WASHINGTON — Sheila Bair is stepping down as chairman of the Federal Deposit Insurance Corp. this summer, ending a five-year term in which the Kansas native helped craft the government's response to the 2008 financial crisis.
Bair will leave her post as one of the government's top bank regulators on July 8, the FDIC said Monday.
She was among the first officials to raise concerns about the explosion in high-risk lending to borrowers with bad credit. Under her tenure, the agency closed the most banks since the savings and loan crisis. That included Washington Mutual, the nation's largest bank failure.
The FDIC is charged with maintaining public confidence in the banking system. The agency guarantees bank deposits up to $250,000.
Vice Chairman Martin Gruenberg is considered a likely candidate to succeed her. He will become the acting chairman if the Obama administration doesn't appoint a replacement before Bair leaves.
Bair, 57, was appointed by President George W. Bush in 2006. Within a year, she moved to shut down Santa Monica, Calif.-based Fremont Investment & Loan. The bank had been a major player in the troubled home-mortgage business, doling out high-interest loans to people with poor credit records or low incomes. It was the first of 365 banks closed during her time leading the agency.
Bair also advocated for consumers and small banks during the financial crisis, when most other regulators focused primarily on helping the biggest Wall Street firms. She was among the earliest to flag the impending foreclosure crisis. After the housing bubble burst, she argued unsuccessfully for the government to force banks to reduce monthly payments for troubled homeowners.
Some, including Sen. Charles Schumer, D-N.Y., criticized Bair for moving too slowly to recognize problems with IndyMac Bank, a failed California savings and loan and one of the first large casualties of the housing bust. The agency took over IndyMac in 2008.
But as part of the takeover, many borrowers' payments were lowered to a set percentage of their monthly incomes. The loan modification became a model for the government's later efforts to help those at risk of foreclosure.
Bair often disagreed with members of the Bush and Obama administrations, as well as industry executives and other regulators.
Most notably, she clashed with Treasury Secretary Timothy Geithner over a range of issues related to the Wall Street bailouts. For example, Bair wanted the government to force out Citigroup CEO Vikram Pandit after it extended billions in bailouts and guarantees to the financial services firm. Geithner disagreed. Pandit kept his job.

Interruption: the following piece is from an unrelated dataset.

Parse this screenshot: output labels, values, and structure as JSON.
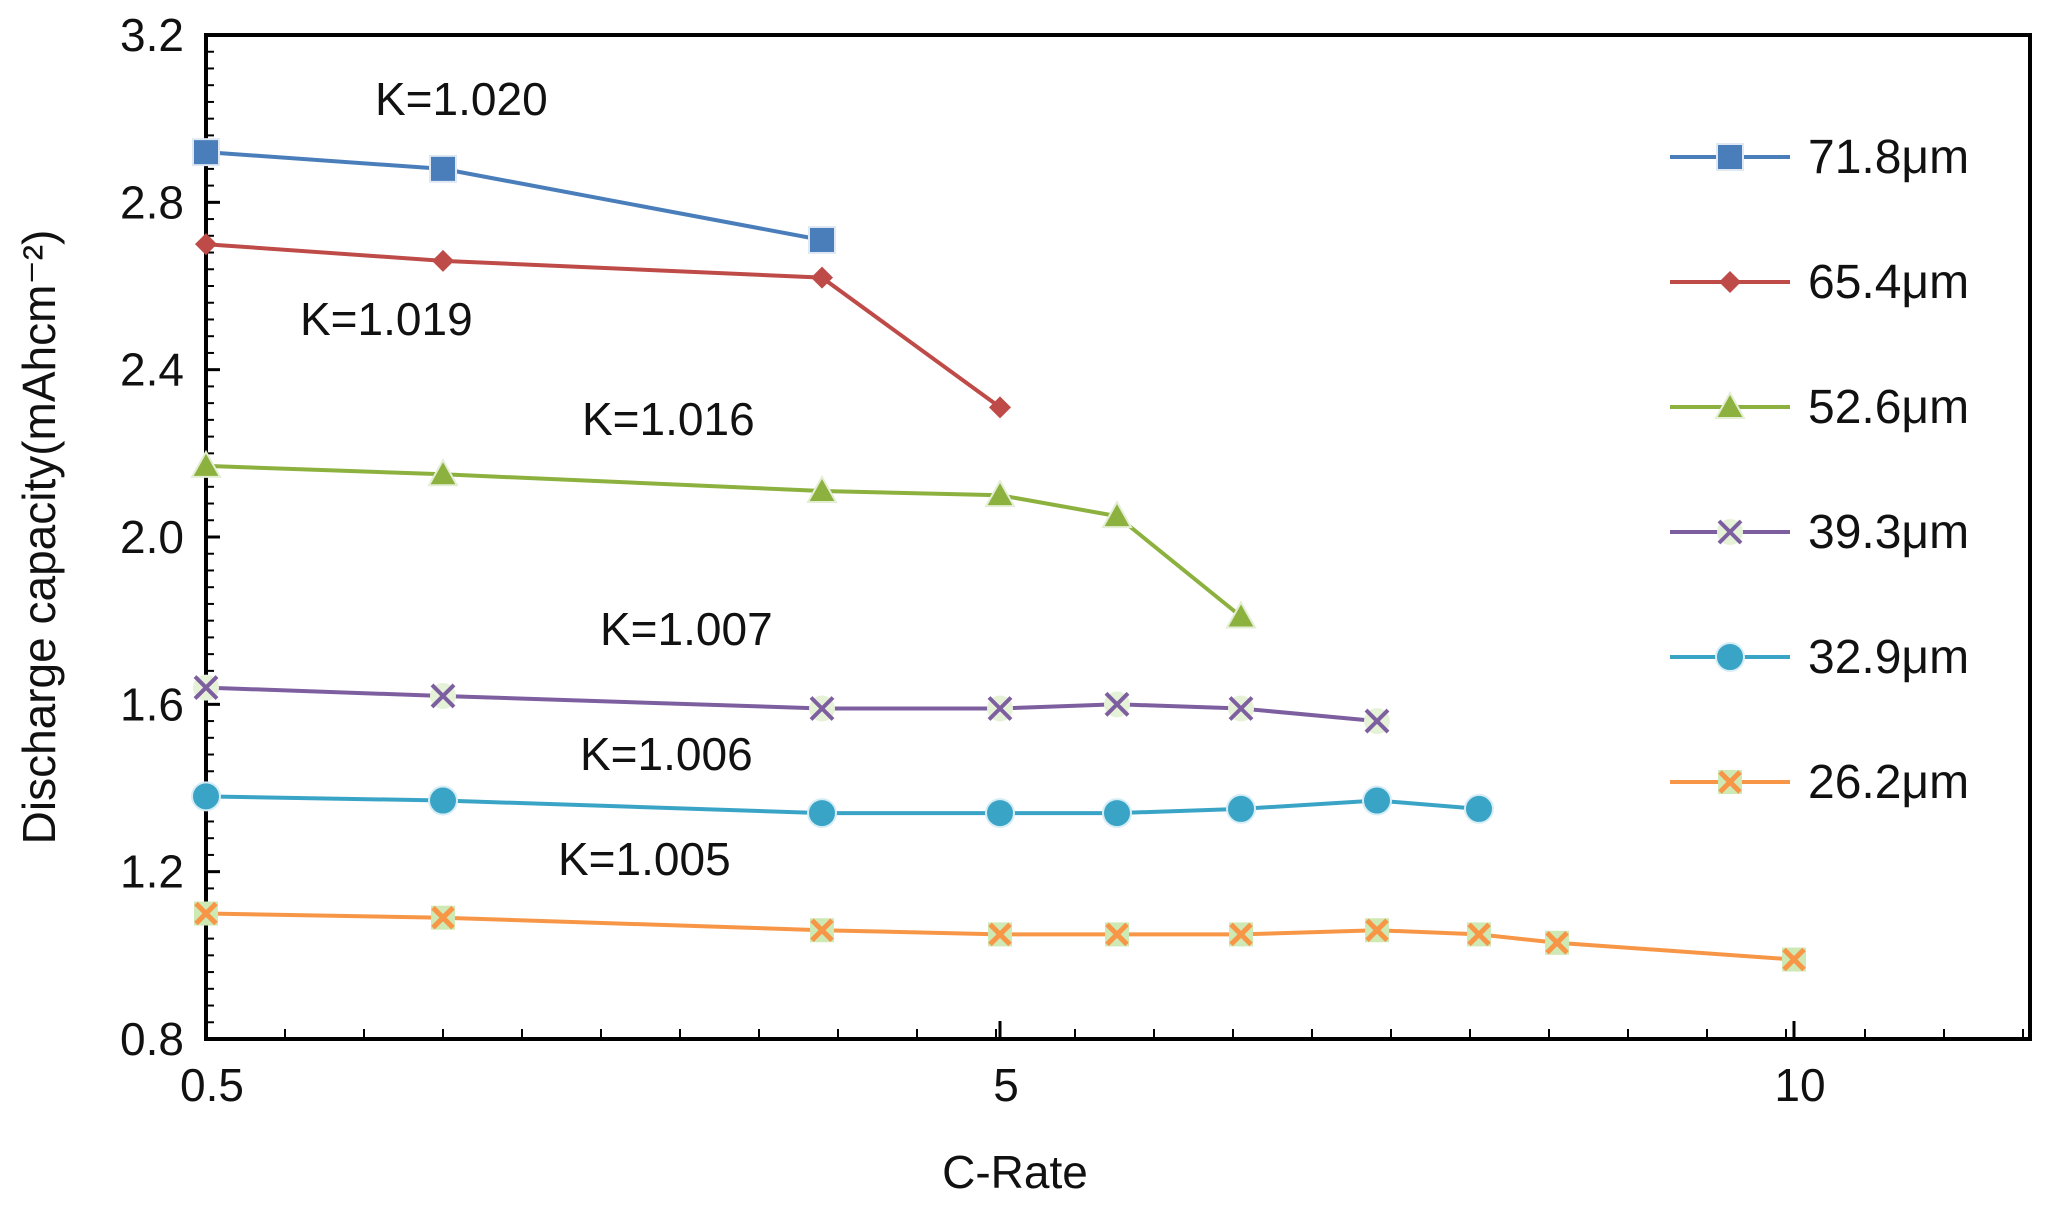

Her reputation for taking on large banks was cemented during last year's debate over the financial regulatory overhaul. Bair pushed for a policy to wind down the biggest financial companies whose failure threatened the broader financial system. She fought successfully to have the FDIC run that process.

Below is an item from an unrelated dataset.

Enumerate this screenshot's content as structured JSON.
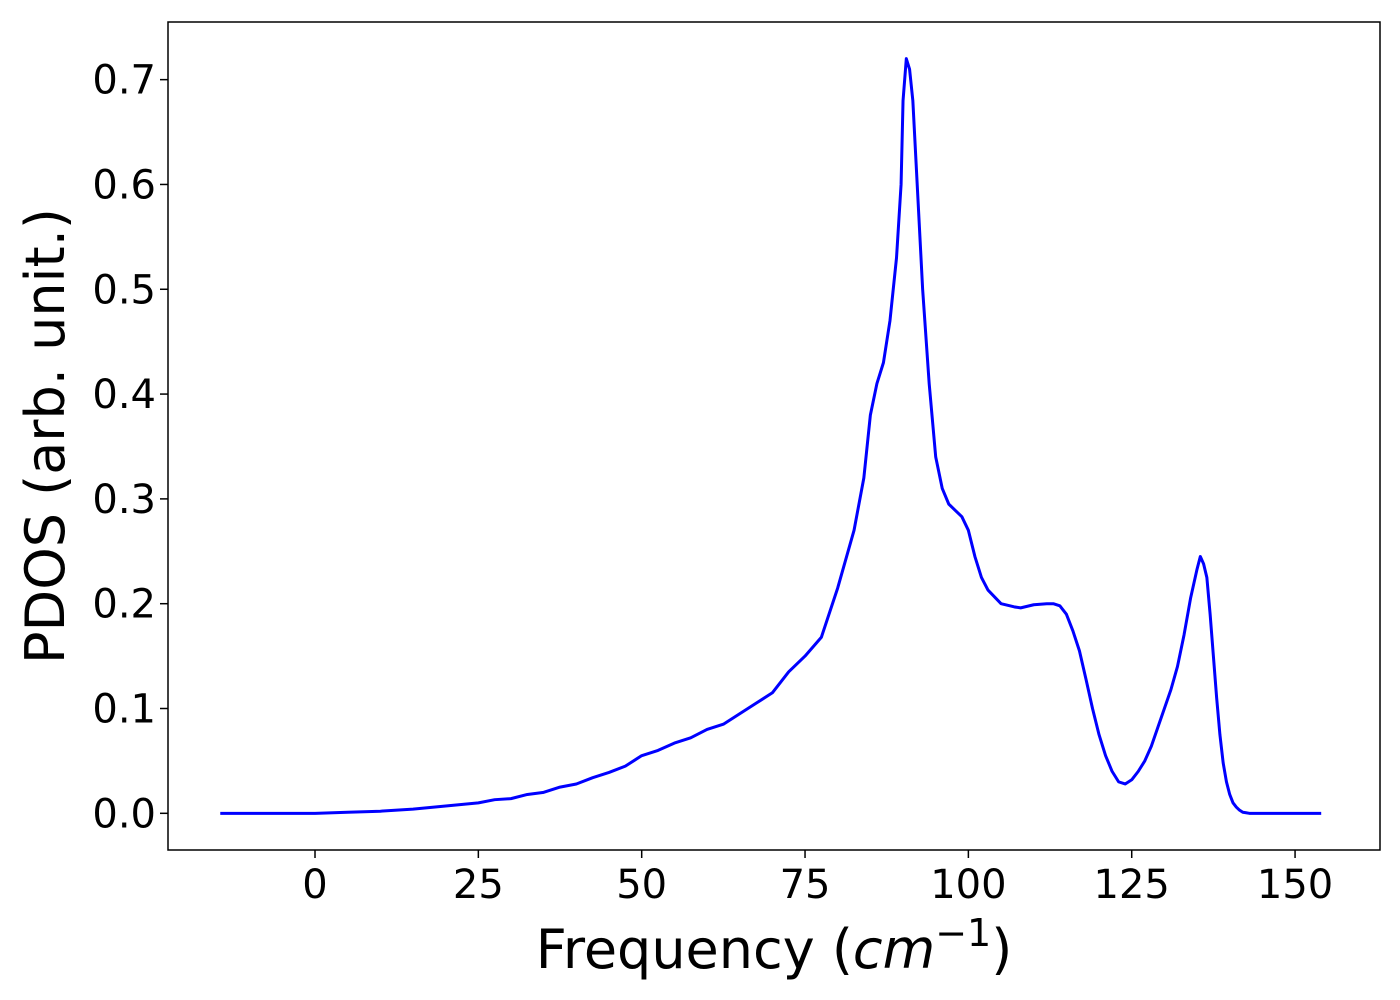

Another provision forces big banks to pay a larger share of the fees that the agency charges to insure deposits.
In the past, banks paid based on the amount of deposits they held. Now, the fees are calculated based on the loans a bank holds on its books. Larger banks tend to have more loans relative to their deposits.
"We had our moments of cooperation and moments of frustration with Bair," said Scott Talbott, a lobbyist with the Financial Services Roundtable, which represents the nation's largest financial companies. But he said she provided "strong leadership during a tumultuous time."
Bair, who grew up in Independence and was a longtime financial regulator, worked as a civil rights attorney in the 1970s and was a top aide to former Sen. Bob Dole, R-Kan. She launched an unsuccessful run for Congress in 1990, losing in the primary by less than 800 votes.
Dole, who encouraged Bair to return to Kansas and run for office, said in a statement that she did an "outstanding job at the FDIC in very difficult times."
The FDIC says Bair will chair a final board meeting during the first week of July.